Tests and diagnosis

By Mayo Clinic Staff

Spinal tumors sometimes may be overlooked because they're not common and because their symptoms resemble those of more common conditions. For that reason, it's especially important that your doctor know your complete medical history and perform both general physical and neurological exams. If your doctor suspects a spinal tumor, one or more of the following tests can help confirm the diagnosis and pinpoint the tumor's location:

  • Spinal magnetic resonance imaging (MRI). MRI uses a powerful magnet and radio waves to produce images of your spine. MRI accurately shows the spinal cord and nerves and yields better pictures of bone tumors than computerized tomography (CT) scans do. A contrast agent that helps to highlight certain tissues and structures may be injected into a vein in your hand or forearm during the test.

    Some people may feel claustrophobic inside the MRI scanner or find the loud thumping sound it makes disturbing. But you're usually given earplugs to help with the noise, and some scanners are equipped with televisions or headphones. If you're very anxious, ask your doctor about a mild sedative to help calm you.

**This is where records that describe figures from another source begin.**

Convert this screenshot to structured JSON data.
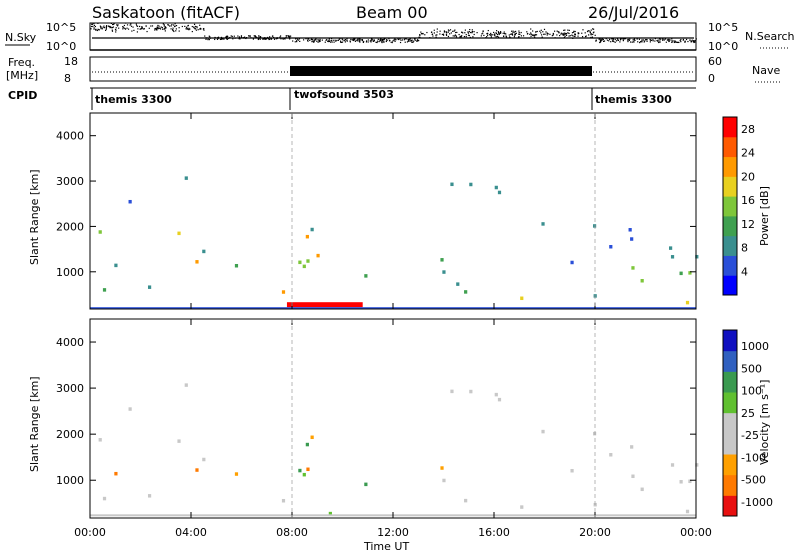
{
  "header": {
    "station": "Saskatoon (fitACF)",
    "beam": "Beam 00",
    "date": "26/Jul/2016"
  },
  "noise_panel": {
    "left_label": "N.Sky",
    "right_label": "N.Search",
    "left_ticks": [
      "10^5",
      "10^0"
    ],
    "right_ticks": [
      "10^5",
      "10^0"
    ]
  },
  "freq_panel": {
    "left_label_top": "Freq.",
    "left_label_bottom": "[MHz]",
    "right_label": "Nave",
    "left_ticks": [
      "18",
      "8"
    ],
    "right_ticks": [
      "60",
      "0"
    ]
  },
  "cpid_panel": {
    "label": "CPID",
    "segments": [
      {
        "name": "themis 3300",
        "start_hour": 0,
        "end_hour": 8
      },
      {
        "name": "twofsound 3503",
        "start_hour": 8,
        "end_hour": 20
      },
      {
        "name": "themis 3300",
        "start_hour": 20,
        "end_hour": 24
      }
    ]
  },
  "colors": {
    "power_scale": [
      "#0000ff",
      "#2a4fd8",
      "#3a8f8f",
      "#3fa050",
      "#7ec63a",
      "#e8d020",
      "#ff9a00",
      "#ff5a00",
      "#ff0000"
    ],
    "velocity_scale": [
      "#e81010",
      "#ff7a00",
      "#ffa000",
      "#c8c8c8",
      "#c8c8c8",
      "#60c030",
      "#3a9a50",
      "#3060c0",
      "#1010c0"
    ]
  },
  "chart_data": [
    {
      "type": "heatmap",
      "name": "power",
      "ylabel": "Slant Range [km]",
      "xlabel": "Time UT",
      "x_ticks": [
        "00:00",
        "04:00",
        "08:00",
        "12:00",
        "16:00",
        "20:00",
        "00:00"
      ],
      "x_tick_hours": [
        0,
        4,
        8,
        12,
        16,
        20,
        24
      ],
      "y_ticks": [
        1000,
        2000,
        3000,
        4000
      ],
      "xlim": [
        0,
        24
      ],
      "ylim": [
        180,
        4500
      ],
      "colorbar": {
        "label": "Power [dB]",
        "ticks": [
          4,
          8,
          12,
          16,
          20,
          24,
          28
        ],
        "range": [
          0,
          30
        ]
      }
    },
    {
      "type": "heatmap",
      "name": "velocity",
      "ylabel": "Slant Range [km]",
      "xlabel": "Time UT",
      "x_ticks": [
        "00:00",
        "04:00",
        "08:00",
        "12:00",
        "16:00",
        "20:00",
        "00:00"
      ],
      "x_tick_hours": [
        0,
        4,
        8,
        12,
        16,
        20,
        24
      ],
      "y_ticks": [
        1000,
        2000,
        3000,
        4000
      ],
      "xlim": [
        0,
        24
      ],
      "ylim": [
        180,
        4500
      ],
      "colorbar": {
        "label": "Velocity [m s⁻¹]",
        "ticks": [
          "1000",
          "500",
          "100",
          "25",
          "-25",
          "-100",
          "-500",
          "-1000"
        ]
      }
    }
  ],
  "bottom_axis": {
    "xlabel": "Time UT"
  }
}
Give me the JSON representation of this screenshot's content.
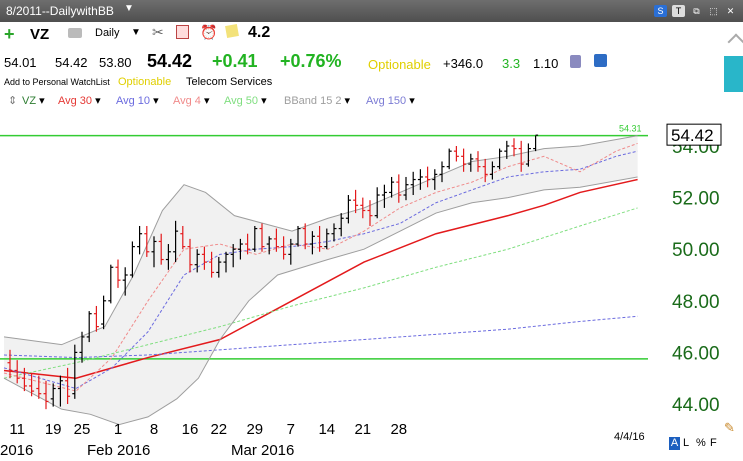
{
  "window": {
    "title": "8/2011--DailywithBB",
    "controls": [
      "S",
      "T",
      "⧉",
      "⬚",
      "✕"
    ]
  },
  "toolbar": {
    "symbol": "VZ",
    "period": "Daily",
    "rating": "4.2",
    "open": "54.01",
    "high": "54.42",
    "low": "53.80",
    "last": "54.42",
    "change": "+0.41",
    "change_pct": "+0.76%",
    "optionable": "Optionable",
    "vol_stat": "+346.0",
    "stat_green": "3.3",
    "stat_black": "1.10",
    "watchlist_link": "Add to Personal WatchList",
    "optionable_small": "Optionable",
    "industry": "Telecom Services"
  },
  "indicators": [
    {
      "label": "VZ",
      "color": "#2e7d32"
    },
    {
      "label": "Avg 30",
      "color": "#e53935"
    },
    {
      "label": "Avg 10",
      "color": "#6b6bdf"
    },
    {
      "label": "Avg 4",
      "color": "#f08a8a"
    },
    {
      "label": "Avg 50",
      "color": "#7fde7f"
    },
    {
      "label": "BBand 15 2",
      "color": "#9e9e9e"
    },
    {
      "label": "Avg 150",
      "color": "#7b7bd4"
    }
  ],
  "footer": {
    "date": "4/4/16",
    "buttons": [
      "A",
      "L",
      "%",
      "F"
    ]
  },
  "colors": {
    "up": "#000000",
    "down": "#e31a1c",
    "hline": "#33cc33",
    "price_axis": "#1a6b1a"
  },
  "chart_data": {
    "type": "ohlc",
    "ylim": [
      43.5,
      55.2
    ],
    "y_ticks": [
      44.0,
      46.0,
      48.0,
      50.0,
      52.0,
      54.0
    ],
    "y_tick_labels": [
      "44.00",
      "46.00",
      "48.00",
      "50.00",
      "52.00",
      "54.00"
    ],
    "x_labels": [
      "11",
      "19",
      "25",
      "1",
      "8",
      "16",
      "22",
      "29",
      "7",
      "14",
      "21",
      "28"
    ],
    "month_labels": [
      "2016",
      "Feb 2016",
      "Mar 2016"
    ],
    "last_price_label": "54.42",
    "high_marker_label": "54.31",
    "hlines": [
      54.4,
      45.75
    ],
    "bars": [
      {
        "date": "01-08",
        "o": 45.6,
        "h": 46.1,
        "l": 45.0,
        "c": 45.3
      },
      {
        "date": "01-11",
        "o": 45.3,
        "h": 45.7,
        "l": 44.8,
        "c": 45.0
      },
      {
        "date": "01-12",
        "o": 45.0,
        "h": 45.4,
        "l": 44.5,
        "c": 44.7
      },
      {
        "date": "01-13",
        "o": 44.7,
        "h": 45.2,
        "l": 44.3,
        "c": 44.5
      },
      {
        "date": "01-14",
        "o": 44.6,
        "h": 45.1,
        "l": 44.2,
        "c": 44.4
      },
      {
        "date": "01-15",
        "o": 44.4,
        "h": 44.9,
        "l": 43.8,
        "c": 44.1
      },
      {
        "date": "01-19",
        "o": 44.2,
        "h": 44.8,
        "l": 43.9,
        "c": 44.6
      },
      {
        "date": "01-20",
        "o": 44.6,
        "h": 45.1,
        "l": 43.9,
        "c": 44.9
      },
      {
        "date": "01-21",
        "o": 44.9,
        "h": 45.4,
        "l": 44.0,
        "c": 44.3
      },
      {
        "date": "01-22",
        "o": 44.4,
        "h": 46.3,
        "l": 44.2,
        "c": 46.0
      },
      {
        "date": "01-25",
        "o": 46.0,
        "h": 46.8,
        "l": 45.6,
        "c": 46.6
      },
      {
        "date": "01-26",
        "o": 46.6,
        "h": 47.6,
        "l": 46.4,
        "c": 47.5
      },
      {
        "date": "01-27",
        "o": 47.5,
        "h": 47.8,
        "l": 46.8,
        "c": 47.0
      },
      {
        "date": "01-28",
        "o": 47.1,
        "h": 48.2,
        "l": 46.9,
        "c": 48.0
      },
      {
        "date": "01-29",
        "o": 48.0,
        "h": 49.4,
        "l": 47.9,
        "c": 49.3
      },
      {
        "date": "02-01",
        "o": 49.3,
        "h": 49.6,
        "l": 48.5,
        "c": 48.8
      },
      {
        "date": "02-02",
        "o": 48.8,
        "h": 49.3,
        "l": 48.2,
        "c": 49.0
      },
      {
        "date": "02-03",
        "o": 49.0,
        "h": 50.3,
        "l": 48.9,
        "c": 50.1
      },
      {
        "date": "02-04",
        "o": 50.1,
        "h": 50.9,
        "l": 49.8,
        "c": 50.6
      },
      {
        "date": "02-05",
        "o": 50.6,
        "h": 50.9,
        "l": 49.7,
        "c": 49.9
      },
      {
        "date": "02-08",
        "o": 49.9,
        "h": 50.5,
        "l": 49.3,
        "c": 50.3
      },
      {
        "date": "02-09",
        "o": 50.3,
        "h": 50.6,
        "l": 49.4,
        "c": 49.6
      },
      {
        "date": "02-10",
        "o": 49.6,
        "h": 50.2,
        "l": 49.2,
        "c": 49.9
      },
      {
        "date": "02-11",
        "o": 49.9,
        "h": 51.1,
        "l": 49.5,
        "c": 50.7
      },
      {
        "date": "02-12",
        "o": 50.6,
        "h": 50.9,
        "l": 50.0,
        "c": 50.1
      },
      {
        "date": "02-16",
        "o": 50.1,
        "h": 50.4,
        "l": 49.1,
        "c": 49.4
      },
      {
        "date": "02-17",
        "o": 49.4,
        "h": 50.0,
        "l": 49.1,
        "c": 49.8
      },
      {
        "date": "02-18",
        "o": 49.8,
        "h": 50.1,
        "l": 49.2,
        "c": 49.5
      },
      {
        "date": "02-19",
        "o": 49.5,
        "h": 49.9,
        "l": 48.9,
        "c": 49.1
      },
      {
        "date": "02-22",
        "o": 49.1,
        "h": 49.7,
        "l": 48.9,
        "c": 49.5
      },
      {
        "date": "02-23",
        "o": 49.5,
        "h": 49.9,
        "l": 49.1,
        "c": 49.8
      },
      {
        "date": "02-24",
        "o": 49.8,
        "h": 50.2,
        "l": 49.3,
        "c": 50.0
      },
      {
        "date": "02-25",
        "o": 50.0,
        "h": 50.4,
        "l": 49.6,
        "c": 50.2
      },
      {
        "date": "02-26",
        "o": 50.2,
        "h": 50.6,
        "l": 49.8,
        "c": 50.0
      },
      {
        "date": "02-29",
        "o": 50.0,
        "h": 50.9,
        "l": 49.9,
        "c": 50.8
      },
      {
        "date": "03-01",
        "o": 50.8,
        "h": 51.0,
        "l": 49.9,
        "c": 50.1
      },
      {
        "date": "03-02",
        "o": 50.2,
        "h": 50.5,
        "l": 49.8,
        "c": 50.4
      },
      {
        "date": "03-03",
        "o": 50.4,
        "h": 50.8,
        "l": 49.9,
        "c": 50.1
      },
      {
        "date": "03-04",
        "o": 50.1,
        "h": 50.5,
        "l": 49.6,
        "c": 49.8
      },
      {
        "date": "03-07",
        "o": 49.8,
        "h": 50.4,
        "l": 49.4,
        "c": 50.2
      },
      {
        "date": "03-08",
        "o": 50.2,
        "h": 50.9,
        "l": 50.1,
        "c": 50.8
      },
      {
        "date": "03-09",
        "o": 50.8,
        "h": 51.0,
        "l": 50.0,
        "c": 50.2
      },
      {
        "date": "03-10",
        "o": 50.2,
        "h": 50.7,
        "l": 49.8,
        "c": 50.5
      },
      {
        "date": "03-11",
        "o": 50.5,
        "h": 50.9,
        "l": 49.9,
        "c": 50.1
      },
      {
        "date": "03-14",
        "o": 50.1,
        "h": 50.8,
        "l": 50.0,
        "c": 50.6
      },
      {
        "date": "03-15",
        "o": 50.6,
        "h": 51.0,
        "l": 50.3,
        "c": 50.8
      },
      {
        "date": "03-16",
        "o": 50.8,
        "h": 51.4,
        "l": 50.5,
        "c": 51.2
      },
      {
        "date": "03-17",
        "o": 51.2,
        "h": 52.1,
        "l": 51.0,
        "c": 51.9
      },
      {
        "date": "03-18",
        "o": 51.9,
        "h": 52.3,
        "l": 51.4,
        "c": 51.7
      },
      {
        "date": "03-21",
        "o": 51.7,
        "h": 52.0,
        "l": 51.2,
        "c": 51.5
      },
      {
        "date": "03-22",
        "o": 51.5,
        "h": 51.9,
        "l": 50.9,
        "c": 51.3
      },
      {
        "date": "03-23",
        "o": 51.3,
        "h": 52.4,
        "l": 51.2,
        "c": 52.1
      },
      {
        "date": "03-24",
        "o": 52.1,
        "h": 52.5,
        "l": 51.6,
        "c": 52.2
      },
      {
        "date": "03-25",
        "o": 52.2,
        "h": 52.8,
        "l": 52.0,
        "c": 52.6
      },
      {
        "date": "03-28",
        "o": 52.6,
        "h": 52.9,
        "l": 51.8,
        "c": 52.1
      },
      {
        "date": "03-29",
        "o": 52.1,
        "h": 52.8,
        "l": 51.9,
        "c": 52.5
      },
      {
        "date": "03-30",
        "o": 52.5,
        "h": 53.0,
        "l": 52.1,
        "c": 52.7
      },
      {
        "date": "03-31",
        "o": 52.7,
        "h": 53.1,
        "l": 52.3,
        "c": 52.8
      },
      {
        "date": "04-01",
        "o": 52.8,
        "h": 53.2,
        "l": 52.4,
        "c": 52.7
      },
      {
        "date": "04-04",
        "o": 52.7,
        "h": 53.1,
        "l": 52.3,
        "c": 52.9
      },
      {
        "date": "04-05",
        "o": 52.9,
        "h": 53.4,
        "l": 52.6,
        "c": 53.2
      },
      {
        "date": "04-06",
        "o": 53.2,
        "h": 53.9,
        "l": 53.1,
        "c": 53.8
      },
      {
        "date": "04-07",
        "o": 53.8,
        "h": 54.0,
        "l": 53.4,
        "c": 53.6
      },
      {
        "date": "04-08",
        "o": 53.6,
        "h": 53.9,
        "l": 53.0,
        "c": 53.3
      },
      {
        "date": "04-11",
        "o": 53.3,
        "h": 53.7,
        "l": 53.0,
        "c": 53.5
      },
      {
        "date": "04-12",
        "o": 53.5,
        "h": 53.8,
        "l": 53.0,
        "c": 53.2
      },
      {
        "date": "04-13",
        "o": 53.2,
        "h": 53.5,
        "l": 52.6,
        "c": 52.9
      },
      {
        "date": "04-14",
        "o": 52.9,
        "h": 53.4,
        "l": 52.7,
        "c": 53.2
      },
      {
        "date": "04-15",
        "o": 53.2,
        "h": 53.9,
        "l": 53.1,
        "c": 53.8
      },
      {
        "date": "04-18",
        "o": 53.8,
        "h": 54.2,
        "l": 53.5,
        "c": 54.0
      },
      {
        "date": "04-19",
        "o": 54.0,
        "h": 54.3,
        "l": 53.6,
        "c": 53.9
      },
      {
        "date": "04-20",
        "o": 53.9,
        "h": 54.2,
        "l": 53.0,
        "c": 53.3
      },
      {
        "date": "04-21",
        "o": 53.3,
        "h": 54.1,
        "l": 53.2,
        "c": 53.9
      },
      {
        "date": "04-22",
        "o": 53.9,
        "h": 54.4,
        "l": 53.8,
        "c": 54.42
      }
    ],
    "series": [
      {
        "name": "Avg 30",
        "style": "solid",
        "color": "#e31a1c",
        "values": [
          [
            0,
            45.3
          ],
          [
            10,
            45.0
          ],
          [
            20,
            45.8
          ],
          [
            30,
            46.5
          ],
          [
            40,
            48.0
          ],
          [
            50,
            49.5
          ],
          [
            60,
            50.6
          ],
          [
            70,
            51.3
          ],
          [
            75,
            51.7
          ],
          [
            80,
            52.2
          ],
          [
            88,
            52.7
          ]
        ]
      },
      {
        "name": "Avg 50",
        "style": "dashed",
        "color": "#7fde7f",
        "values": [
          [
            0,
            45.0
          ],
          [
            10,
            45.6
          ],
          [
            20,
            46.3
          ],
          [
            30,
            47.0
          ],
          [
            40,
            47.8
          ],
          [
            50,
            48.5
          ],
          [
            60,
            49.3
          ],
          [
            70,
            50.0
          ],
          [
            80,
            50.9
          ],
          [
            88,
            51.6
          ]
        ]
      },
      {
        "name": "Avg 150",
        "style": "dashed",
        "color": "#6b6bdf",
        "values": [
          [
            0,
            45.9
          ],
          [
            10,
            45.8
          ],
          [
            20,
            45.9
          ],
          [
            30,
            46.1
          ],
          [
            40,
            46.3
          ],
          [
            50,
            46.5
          ],
          [
            60,
            46.7
          ],
          [
            70,
            46.9
          ],
          [
            80,
            47.2
          ],
          [
            88,
            47.4
          ]
        ]
      },
      {
        "name": "Avg 10",
        "style": "dashed",
        "color": "#6b6bdf",
        "values": [
          [
            0,
            45.4
          ],
          [
            10,
            44.6
          ],
          [
            15,
            45.4
          ],
          [
            20,
            46.8
          ],
          [
            25,
            49.0
          ],
          [
            30,
            49.8
          ],
          [
            35,
            50.0
          ],
          [
            40,
            50.1
          ],
          [
            45,
            50.3
          ],
          [
            50,
            50.6
          ],
          [
            55,
            51.0
          ],
          [
            60,
            51.8
          ],
          [
            65,
            52.3
          ],
          [
            70,
            52.8
          ],
          [
            75,
            53.0
          ],
          [
            80,
            53.1
          ],
          [
            85,
            53.6
          ],
          [
            88,
            53.8
          ]
        ]
      },
      {
        "name": "Avg 4",
        "style": "dashed",
        "color": "#f08a8a",
        "values": [
          [
            0,
            45.2
          ],
          [
            10,
            44.5
          ],
          [
            15,
            45.8
          ],
          [
            20,
            48.0
          ],
          [
            25,
            50.0
          ],
          [
            30,
            50.2
          ],
          [
            35,
            49.8
          ],
          [
            40,
            50.2
          ],
          [
            45,
            50.0
          ],
          [
            50,
            50.7
          ],
          [
            55,
            51.6
          ],
          [
            60,
            52.2
          ],
          [
            65,
            52.6
          ],
          [
            70,
            53.2
          ],
          [
            75,
            53.6
          ],
          [
            80,
            53.0
          ],
          [
            85,
            53.8
          ],
          [
            88,
            54.1
          ]
        ]
      },
      {
        "name": "BBand upper",
        "style": "solid",
        "color": "#9e9e9e",
        "values": [
          [
            0,
            46.6
          ],
          [
            8,
            46.3
          ],
          [
            14,
            47.0
          ],
          [
            18,
            49.0
          ],
          [
            22,
            51.5
          ],
          [
            25,
            52.5
          ],
          [
            28,
            52.2
          ],
          [
            32,
            51.3
          ],
          [
            36,
            51.0
          ],
          [
            40,
            50.7
          ],
          [
            45,
            51.2
          ],
          [
            50,
            51.6
          ],
          [
            55,
            52.2
          ],
          [
            60,
            52.8
          ],
          [
            65,
            53.4
          ],
          [
            70,
            53.6
          ],
          [
            75,
            53.9
          ],
          [
            80,
            54.0
          ],
          [
            88,
            54.4
          ]
        ]
      },
      {
        "name": "BBand lower",
        "style": "solid",
        "color": "#9e9e9e",
        "values": [
          [
            0,
            45.0
          ],
          [
            8,
            43.8
          ],
          [
            12,
            43.6
          ],
          [
            16,
            43.2
          ],
          [
            20,
            43.5
          ],
          [
            24,
            44.2
          ],
          [
            27,
            45.0
          ],
          [
            30,
            46.5
          ],
          [
            34,
            48.0
          ],
          [
            38,
            49.0
          ],
          [
            45,
            49.6
          ],
          [
            50,
            50.0
          ],
          [
            55,
            50.7
          ],
          [
            60,
            51.4
          ],
          [
            65,
            51.8
          ],
          [
            70,
            52.0
          ],
          [
            75,
            52.3
          ],
          [
            80,
            52.4
          ],
          [
            88,
            52.8
          ]
        ]
      }
    ]
  }
}
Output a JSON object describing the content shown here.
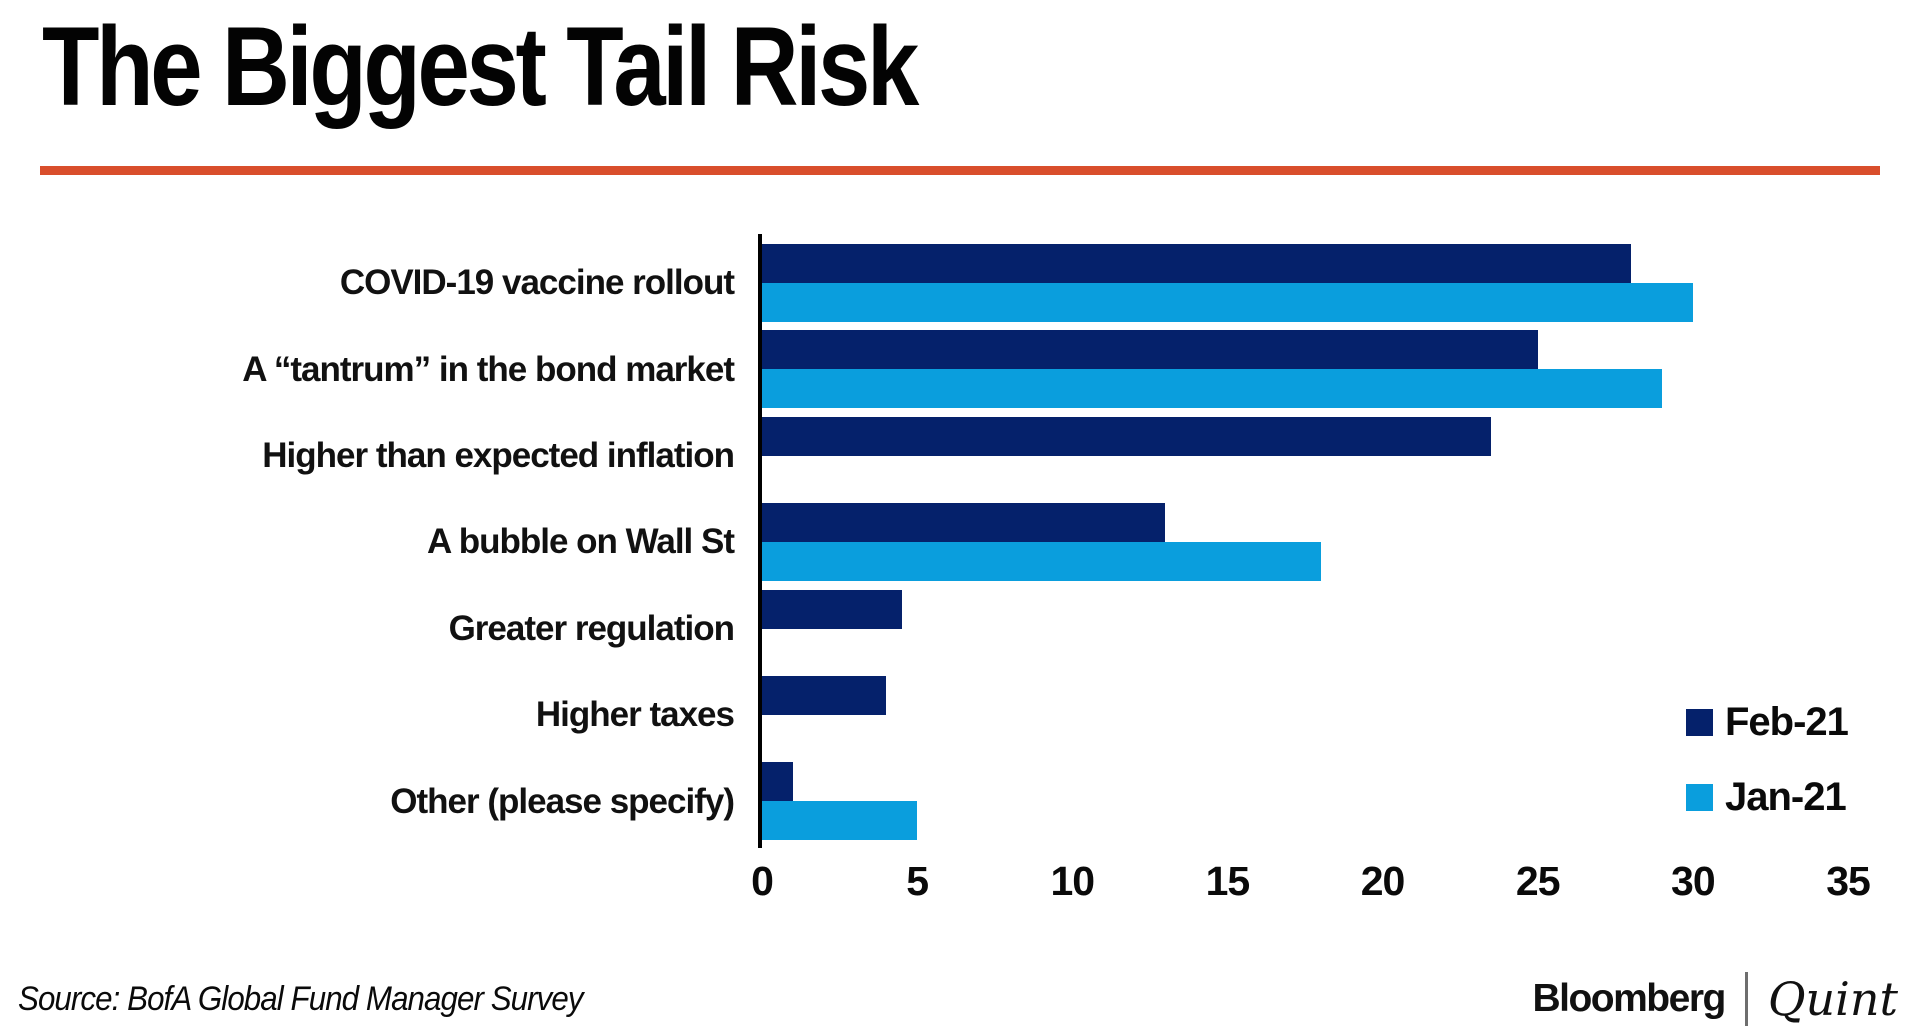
{
  "title": "The Biggest Tail Risk",
  "accent_color": "#d94e2c",
  "source": "Source: BofA Global Fund Manager Survey",
  "branding": {
    "bloomberg": "Bloomberg",
    "quint": "Quint"
  },
  "chart_data": {
    "type": "bar",
    "orientation": "horizontal",
    "title": "The Biggest Tail Risk",
    "categories": [
      "COVID-19 vaccine rollout",
      "A “tantrum” in the bond market",
      "Higher than expected inflation",
      "A bubble on Wall St",
      "Greater regulation",
      "Higher taxes",
      "Other (please specify)"
    ],
    "series": [
      {
        "name": "Feb-21",
        "color": "#05216b",
        "values": [
          28,
          25,
          23.5,
          13,
          4.5,
          4,
          1
        ]
      },
      {
        "name": "Jan-21",
        "color": "#0a9edd",
        "values": [
          30,
          29,
          0,
          18,
          0,
          0,
          5
        ]
      }
    ],
    "xlim": [
      0,
      35
    ],
    "xticks": [
      0,
      5,
      10,
      15,
      20,
      25,
      30,
      35
    ],
    "grid": false,
    "legend_position": "right"
  }
}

  • Computerized tomography (CT). This test uses a narrow beam of radiation to produce detailed images of your spine. Sometimes it may be combined with an injected contrast dye to make abnormal changes in the spinal canal or spinal cord easier to see.
  • Myelogram. In this test, a contrast dye is injected into your spinal column. The dye then circulates around your spinal cord and spinal nerves, making them easier to see on an X-ray or CT scan. Because the test poses more risks than does an MRI or conventional CT, a myelogram is usually not the first choice for diagnosis. However, it may be used to help identify compressed nerves and for those who can't have an MRI.
  • Biopsy. The only way to determine whether a tumor is noncancerous or cancerous is to examine a small tissue sample (biopsy) under a microscope. If the tumor is cancerous, biopsy also helps determine the cancer's grade — information that helps determine treatment options. Grade 1 cancers are generally the least aggressive, and grade 4 cancers, the most aggressive. How the sample is obtained depends on your overall health and the location of the tumor. Your doctor may use a fine needle to withdraw a small amount of tissue, or the sample may be obtained during surgery.